Tagelang wurde über seinen Gesundheitszustand spekuliert - nun ist Tansanias Präsident John Magufuli gestorben. Ursache für seinen Tod war aber offenbar anders als vielfach vermutet keine Covid-19-Erkrankung, sondern die Folge eines Herzversagens, wie Vizepräsidentin Samia Suluhu Hassan mitteilte. Zuvor war der Staatschef längere Zeit verschwunden, was Spekulationen über eine Covid-19-Erkrankung befeuert hatte. Der zunehmend autokratisch regierende Magufuli hatte lange die Gefahr durch das Coronavirus in dem ostafrikanischen Land heruntergespielt und mit provokanten und zweifelhaften Aussagen weltweit für Kritik gesorgt.

0.56 Uhr: Rover "Perseverance" schickt erstmals Audio-Aufnahme von Mars-Fahrt

Der Rover "Perseverance" hat erstmals eine Audio-Aufnahme von einer Fahrt über den Mars geschickt. Es handele sich um die erste Aufnahme dieser Art überhaupt, teilte die US-Raumfahrtbehörde Nasa mit. Die rund 16-minütige Tonaufnahme sei bei der etwa 27 Meter langen Fahrt des Rovers vor einigen Tagen von einem Mikrofon aufgenommen worden.

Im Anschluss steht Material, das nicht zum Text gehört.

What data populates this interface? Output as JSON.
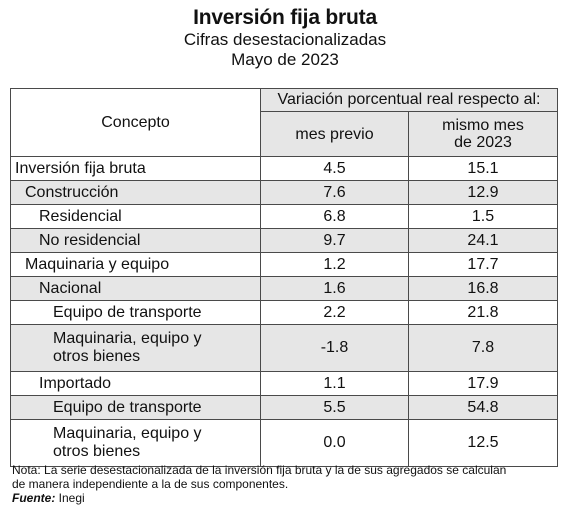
{
  "header": {
    "title": "Inversión fija bruta",
    "subtitle": "Cifras desestacionalizadas",
    "date": "Mayo de 2023"
  },
  "table": {
    "concept_header": "Concepto",
    "span_header": "Variación porcentual real respecto al:",
    "col_prev": "mes previo",
    "col_same_line1": "mismo mes",
    "col_same_line2": "de 2023",
    "rows": [
      {
        "label": "Inversión fija bruta",
        "prev": "4.5",
        "same": "15.1"
      },
      {
        "label": "Construcción",
        "prev": "7.6",
        "same": "12.9"
      },
      {
        "label": "Residencial",
        "prev": "6.8",
        "same": "1.5"
      },
      {
        "label": "No residencial",
        "prev": "9.7",
        "same": "24.1"
      },
      {
        "label": "Maquinaria y equipo",
        "prev": "1.2",
        "same": "17.7"
      },
      {
        "label": "Nacional",
        "prev": "1.6",
        "same": "16.8"
      },
      {
        "label": "Equipo de transporte",
        "prev": "2.2",
        "same": "21.8"
      },
      {
        "label_line1": "Maquinaria, equipo y",
        "label_line2": "otros bienes",
        "prev": "-1.8",
        "same": "7.8"
      },
      {
        "label": "Importado",
        "prev": "1.1",
        "same": "17.9"
      },
      {
        "label": "Equipo de transporte",
        "prev": "5.5",
        "same": "54.8"
      },
      {
        "label_line1": "Maquinaria, equipo y",
        "label_line2": "otros bienes",
        "prev": "0.0",
        "same": "12.5"
      }
    ]
  },
  "footnote": {
    "note_line1": "Nota: La serie desestacionalizada de la inversión fija bruta y la de sus agregados se calculan",
    "note_line2": "de manera independiente a la de sus componentes.",
    "source_label": "Fuente:",
    "source_value": " Inegi"
  }
}
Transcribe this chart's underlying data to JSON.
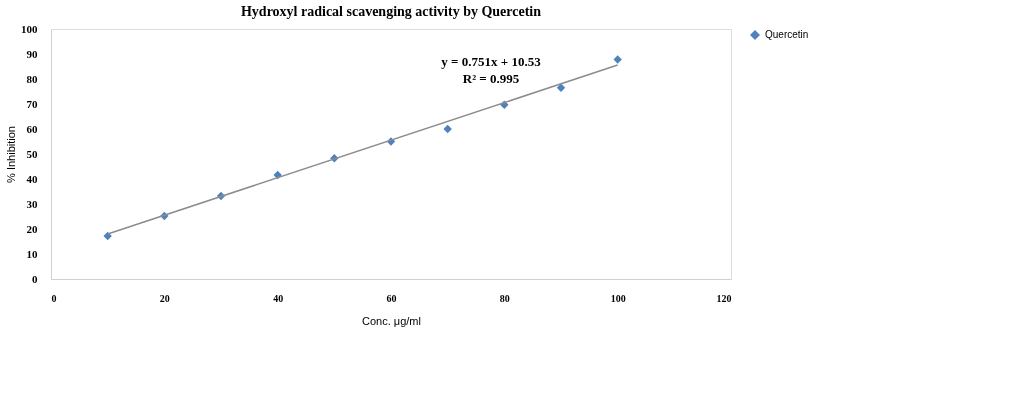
{
  "chart_data": {
    "type": "scatter",
    "title": "Hydroxyl radical scavenging activity by Quercetin",
    "xlabel": "Conc. μg/ml",
    "ylabel": "% Inhibition",
    "x": [
      10,
      20,
      30,
      40,
      50,
      60,
      70,
      80,
      90,
      100
    ],
    "series": [
      {
        "name": "Quercetin",
        "color": "#4f81bd",
        "values": [
          17.2,
          25.2,
          33.2,
          41.6,
          48.3,
          55,
          60,
          69.7,
          76.5,
          87.8
        ],
        "marker": "diamond"
      },
      {
        "type": "line",
        "color": "#8c8c8c",
        "x": [
          10,
          100
        ],
        "values": [
          18.0,
          85.6
        ],
        "marker": "none"
      }
    ],
    "annotations": [
      "y = 0.751x + 10.53",
      "R² = 0.995"
    ],
    "xlim": [
      0,
      120
    ],
    "xticks": [
      0,
      20,
      40,
      60,
      80,
      100,
      120
    ],
    "ylim": [
      0,
      100
    ],
    "yticks": [
      0,
      10,
      20,
      30,
      40,
      50,
      60,
      70,
      80,
      90,
      100
    ],
    "grid": false,
    "legend": "right"
  }
}
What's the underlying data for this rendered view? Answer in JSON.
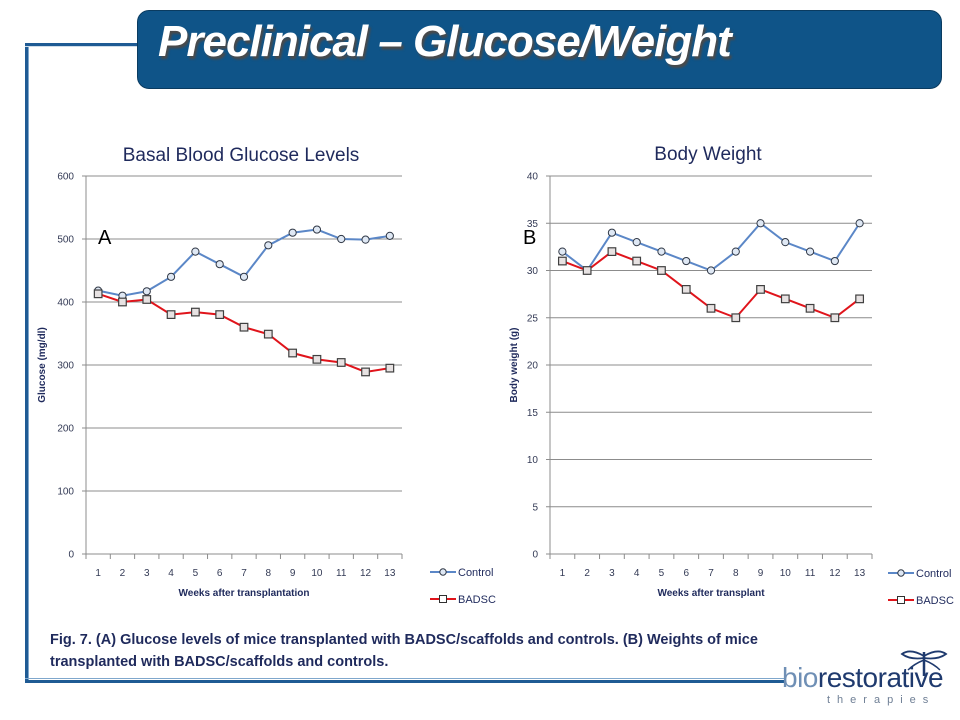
{
  "slide": {
    "title": "Preclinical – Glucose/Weight",
    "caption_line1": "Fig. 7. (A) Glucose levels of mice transplanted with BADSC/scaffolds and controls. (B) Weights of mice",
    "caption_line2": "transplanted with BADSC/scaffolds  and controls.",
    "logo_bio": "bio",
    "logo_rest": "restorative",
    "logo_sub": "therapies"
  },
  "colors": {
    "control": "#5b87c7",
    "badsc": "#e0141b",
    "title_bg": "#0f5488",
    "text_dark": "#1f2a5c"
  },
  "chart_data": [
    {
      "type": "line",
      "panel": "A",
      "title": "Basal Blood Glucose Levels",
      "xlabel": "Weeks after transplantation",
      "ylabel": "Glucose (mg/dl)",
      "categories": [
        "1",
        "2",
        "3",
        "4",
        "5",
        "6",
        "7",
        "8",
        "9",
        "10",
        "11",
        "12",
        "13"
      ],
      "ylim": [
        0,
        600
      ],
      "yticks": [
        0,
        100,
        200,
        300,
        400,
        500,
        600
      ],
      "grid": true,
      "legend": "right",
      "series": [
        {
          "name": "Control",
          "marker": "circle",
          "values": [
            418,
            410,
            417,
            440,
            480,
            460,
            440,
            490,
            510,
            515,
            500,
            499,
            505
          ]
        },
        {
          "name": "BADSC",
          "marker": "square",
          "values": [
            413,
            400,
            404,
            380,
            384,
            380,
            360,
            349,
            319,
            309,
            304,
            289,
            295
          ]
        }
      ]
    },
    {
      "type": "line",
      "panel": "B",
      "title": "Body Weight",
      "xlabel": "Weeks after transplant",
      "ylabel": "Body weight (g)",
      "categories": [
        "1",
        "2",
        "3",
        "4",
        "5",
        "6",
        "7",
        "8",
        "9",
        "10",
        "11",
        "12",
        "13"
      ],
      "ylim": [
        0,
        40
      ],
      "yticks": [
        0,
        5,
        10,
        15,
        20,
        25,
        30,
        35,
        40
      ],
      "grid": true,
      "legend": "right",
      "series": [
        {
          "name": "Control",
          "marker": "circle",
          "values": [
            32,
            30,
            34,
            33,
            32,
            31,
            30,
            32,
            35,
            33,
            32,
            31,
            35
          ]
        },
        {
          "name": "BADSC",
          "marker": "square",
          "values": [
            31,
            30,
            32,
            31,
            30,
            28,
            26,
            25,
            28,
            27,
            26,
            25,
            27
          ]
        }
      ]
    }
  ]
}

"Wenn man mit diesen Rädern über Steine fährt, dann ist das sehr laut", sagte Nasa-Ingenieur Vandi Verma. Das liege unter anderem daran, dass die Räder von "Perseverance" (auf Deutsch etwa: Durchhaltevermögen) aus Metall seien. "Wenn ich diese Geräusche in meinem Auto hören würden, würde ich anhalten und den Abschleppdienst anrufen", ergänzte Nasa-Kollege Dave Gruel. "Aber wenn man darüber nachdenkt, was man da hört und wo es aufgenommen wurde, dann macht es total Sinn." Zuvor hatte der Rover unter anderem Ton-Aufnahmen von seiner Landung und vom Ausprobieren seines Lasers zur Erde geschickt.